On the other hand, the recent IPOs of Jinko Solar and Tesla Motors have fared significantly better, with Jinko Solar's stock price increasing a substantial 98% since its May 13 IPO, and Tesla's stock up nearly 70% in early trading and 13% since its June 29 debut.
Tesla Motors has attracted a considerable amount of attention for being the first and only company to produce a long-range battery powered car-the highly publicized "Roadster"-as well as developing strategic partnerships with industry incumbents Daimler and Toyota.

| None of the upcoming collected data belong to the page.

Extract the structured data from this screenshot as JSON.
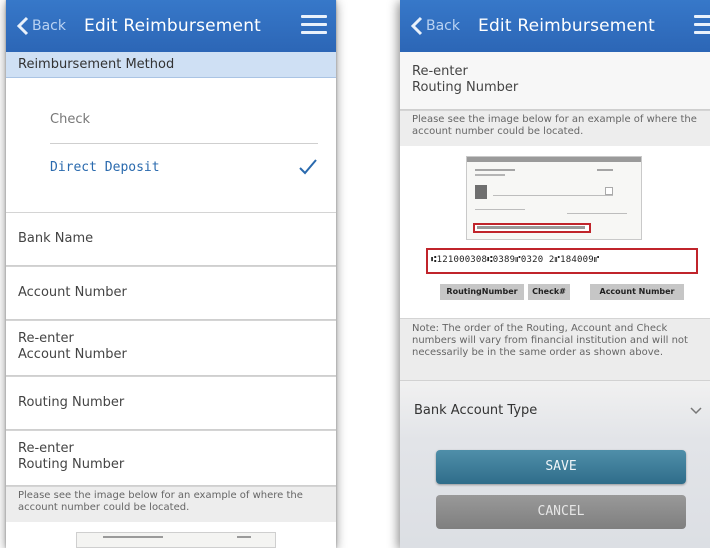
{
  "left": {
    "nav": {
      "back_label": "Back",
      "title": "Edit Reimbursement"
    },
    "section_header": "Reimbursement Method",
    "methods": [
      {
        "label": "Check",
        "selected": false
      },
      {
        "label": "Direct Deposit",
        "selected": true
      }
    ],
    "fields": [
      {
        "line1": "Bank Name"
      },
      {
        "line1": "Account Number"
      },
      {
        "line1": "Re-enter",
        "line2": "Account Number"
      },
      {
        "line1": "Routing Number"
      },
      {
        "line1": "Re-enter",
        "line2": "Routing Number"
      }
    ],
    "hint": "Please see the image below for an example of where the account number could be located."
  },
  "right": {
    "nav": {
      "back_label": "Back",
      "title": "Edit Reimbursement"
    },
    "field": {
      "line1": "Re-enter",
      "line2": "Routing Number"
    },
    "hint": "Please see the image below for an example of where the account number could be located.",
    "check_image": {
      "micr_line": "⑆121000308⑆0389⑈0320 2⑈184009⑈",
      "labels": [
        "RoutingNumber",
        "Check#",
        "Account Number"
      ]
    },
    "note": "Note: The order of the Routing, Account and Check numbers will vary from financial institution and will not necessarily be in the same order as shown above.",
    "bank_account_type_label": "Bank Account Type",
    "save_label": "SAVE",
    "cancel_label": "CANCEL"
  },
  "colors": {
    "nav_bar": "#2c66b6",
    "section_header": "#cfe0f4",
    "selected_text": "#2a6aae",
    "micr_highlight": "#c0242b",
    "save_button": "#3a7b98",
    "cancel_button": "#8a8a8a"
  },
  "icons": [
    "back-chevron-icon",
    "hamburger-menu-icon",
    "checkmark-icon",
    "chevron-down-icon"
  ]
}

As a result, the IPO was an instant hit with investors-the company originally intended to raise $155 to $178 million, but increased the offering price when it recognized the extent of investor enthusiasm and ultimately raised $260 million in June 2010, making it the largest U.S. clean energy IPO of 2010.
This is a remarkable feat in the current climate of investor caution, and Tesla's success can be attributed to the fact the company is operating in a sector of growing investor interest (i.e. energy smart technologies) and offers a differentiated product with strategic partnerships.
Still, the current environment remains one of investor caution, with two U.S. IPOs being pulled in June, and another in early August, with a cumulative potential deal value of nearly $745 million. So far in 2010, the aggregate value of IPOs that have been postponed or cancelled far exceeds the value of those that have actually occurred. Some companies have been in the IPO pipeline for several months now, waiting for an appropriate market opening.
Jinko Solar is an exception, seeing a substantial increase in stock price since IPO. The stock didn't get much of a reception when it went public - the majority of the stock price increase occurred in August, following the release of its Q2 2010 earnings. Q2 revenues and module shipments were up markedly from Q1 and substantially exceeded market estimates, resulting in upward revisions in expected annual earnings from equity research analysts and increased investor interest in the stock.
Private Equity Market Activity
Private investment activity in clean energy in the U.S. has not tracked the public markets - there's been vast growth in investment from Q1 to Q2 2010.
Private market investor sentiment is less cautious at present, with investors reporting an abundance of high-quality companies to choose from, relatively low valuations, and less competition than before the financial crisis. Therefore, for venture capital and private equity firms with capital, early and mid-2010 has been an optimal period in which to invest.
Q1 2010 investment was $1.7 billion, and Q2 2010 investment was $2.1 billion, both of which exceeded the previous four quarters of investment by a considerable margin.